Of course we need the strongest possible performing private sector. Whose financial future is not tied up with good commercial results?
The objections to core probation work being run by the private sector are straightforward. No company with a financial interest should advise courts on sentence as probation officers do. There is a massive gain to be made from increased numbers in prison, and no company is in a position to deny its shareholders increased business. If more people need to go to prison, then so be it. But not for profit.
There is an important place for private investment in criminal justice. Employment, accommodation and skills training provided by private enterprise could transform the lives of many, particularly young, offenders.
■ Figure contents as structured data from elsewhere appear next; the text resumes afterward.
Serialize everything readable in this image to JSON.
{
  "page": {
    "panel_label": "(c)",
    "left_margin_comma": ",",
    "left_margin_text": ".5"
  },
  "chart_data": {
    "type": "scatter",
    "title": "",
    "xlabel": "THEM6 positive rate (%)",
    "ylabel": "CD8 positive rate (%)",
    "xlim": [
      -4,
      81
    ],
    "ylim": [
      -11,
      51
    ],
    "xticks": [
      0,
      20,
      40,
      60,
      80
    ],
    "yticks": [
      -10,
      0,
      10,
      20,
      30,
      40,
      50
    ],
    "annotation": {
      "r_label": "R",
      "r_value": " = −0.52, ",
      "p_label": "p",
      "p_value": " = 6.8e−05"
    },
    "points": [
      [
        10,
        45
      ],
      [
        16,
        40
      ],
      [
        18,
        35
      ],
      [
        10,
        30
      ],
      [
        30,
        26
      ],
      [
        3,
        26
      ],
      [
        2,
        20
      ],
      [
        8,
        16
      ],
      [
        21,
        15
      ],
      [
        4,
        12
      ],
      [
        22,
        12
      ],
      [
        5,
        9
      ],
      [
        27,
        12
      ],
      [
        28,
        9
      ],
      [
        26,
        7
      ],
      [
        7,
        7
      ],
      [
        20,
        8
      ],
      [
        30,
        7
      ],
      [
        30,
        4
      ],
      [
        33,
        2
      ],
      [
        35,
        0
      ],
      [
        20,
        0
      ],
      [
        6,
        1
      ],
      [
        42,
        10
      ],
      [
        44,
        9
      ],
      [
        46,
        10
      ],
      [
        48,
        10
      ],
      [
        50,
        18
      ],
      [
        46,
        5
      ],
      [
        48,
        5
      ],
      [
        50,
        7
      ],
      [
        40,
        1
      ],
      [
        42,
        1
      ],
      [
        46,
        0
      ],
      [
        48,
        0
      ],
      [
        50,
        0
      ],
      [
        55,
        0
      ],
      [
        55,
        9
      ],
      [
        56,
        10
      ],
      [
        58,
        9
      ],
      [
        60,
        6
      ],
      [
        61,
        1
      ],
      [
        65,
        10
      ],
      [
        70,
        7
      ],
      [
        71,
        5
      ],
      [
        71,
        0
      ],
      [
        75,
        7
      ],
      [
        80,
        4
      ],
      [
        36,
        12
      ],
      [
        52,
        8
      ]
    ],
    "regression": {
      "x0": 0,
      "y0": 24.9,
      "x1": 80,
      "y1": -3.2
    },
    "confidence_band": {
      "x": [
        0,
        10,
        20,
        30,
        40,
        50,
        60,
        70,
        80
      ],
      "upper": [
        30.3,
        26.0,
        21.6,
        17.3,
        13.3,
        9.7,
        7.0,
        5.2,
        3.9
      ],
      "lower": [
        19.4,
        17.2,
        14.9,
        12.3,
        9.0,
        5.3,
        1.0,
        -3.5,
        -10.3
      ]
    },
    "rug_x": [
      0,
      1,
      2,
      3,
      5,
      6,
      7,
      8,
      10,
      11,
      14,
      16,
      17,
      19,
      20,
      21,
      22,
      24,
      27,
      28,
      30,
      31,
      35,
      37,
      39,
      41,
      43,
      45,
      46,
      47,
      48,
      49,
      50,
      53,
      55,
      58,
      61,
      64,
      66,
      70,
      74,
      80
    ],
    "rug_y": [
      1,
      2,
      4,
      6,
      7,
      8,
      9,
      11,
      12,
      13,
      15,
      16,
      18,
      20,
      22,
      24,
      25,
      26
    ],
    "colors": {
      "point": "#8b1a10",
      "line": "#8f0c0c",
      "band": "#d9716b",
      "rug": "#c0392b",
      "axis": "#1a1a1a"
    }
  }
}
There is much to do and our safety depends on it. The possibilities for private sector and voluntary sector cooperation are massive. But instead a probation service that delivers on the targets set it, that is cost effective and efficient, that provides a real measure of protection, that is open in its dealings is about to be put at risk. Blame the small kid playing at backstop.
This is the key issue. How, exactly, do we best provide support for offenders. Although probation is only one agency working with offenders the likely disruption that the current NOMS model might bring would impact on every organisation concerned with supporting and controlling offenders. Support for a regional commissioning structure seems to be dwindling and may well never emerge in the form that was suggested two years ago. There is perhaps a growing consensus that it is out-moded, not fit for purpose, and not flexible. If we cannot get the structures right then good practice will struggle to deliver.
At the heart of the vision for the future is the government’s commitment to ‘localism’. Restructuring probation must re-visit principles and objectives and make sure these are aligned to local governance and joined up public service delivery around local area agreements (LAAs) and local strategic partnerships (LSPs).
Offender Management targets will not be meaningful unless integrated into the ‘safer and stronger’ block of LAAs, working on the basis of needs analysis. Approaches to Offender Management should not be centrally driven from a Home Office ‘silo’ but part of a coherent local strategy, particularly (as the Local Government Association says) in upstream joint work on preventative measures involving education and youth services, employment services, police and health. A separate free-for-all regional commissioning structure led by the Home Office would be at odds with what already works locally.
Integrated targets should be set by probation boards or trusts alongside youth offending teams, YOTS and Crime and Disorder Reduction Partnerships. Trusts should commission through contracts wherever best value can be evidenced. A duty to cooperate would apply to probation trusts as with other partners to LSPs and LAAs to reinforce collective responsibility and joint working.
Competition should work to widen service provision for offenders, private and third sector providers taking a determined percentage, a model similar to social services commissioning.
Unless and until probation can play a full and uninhibited part in local partnership work it will struggle to be truly part of a local strategy, to find ways of sharing budgets and resources, to be connected to local need; it has to be fully involved, not just a backstop.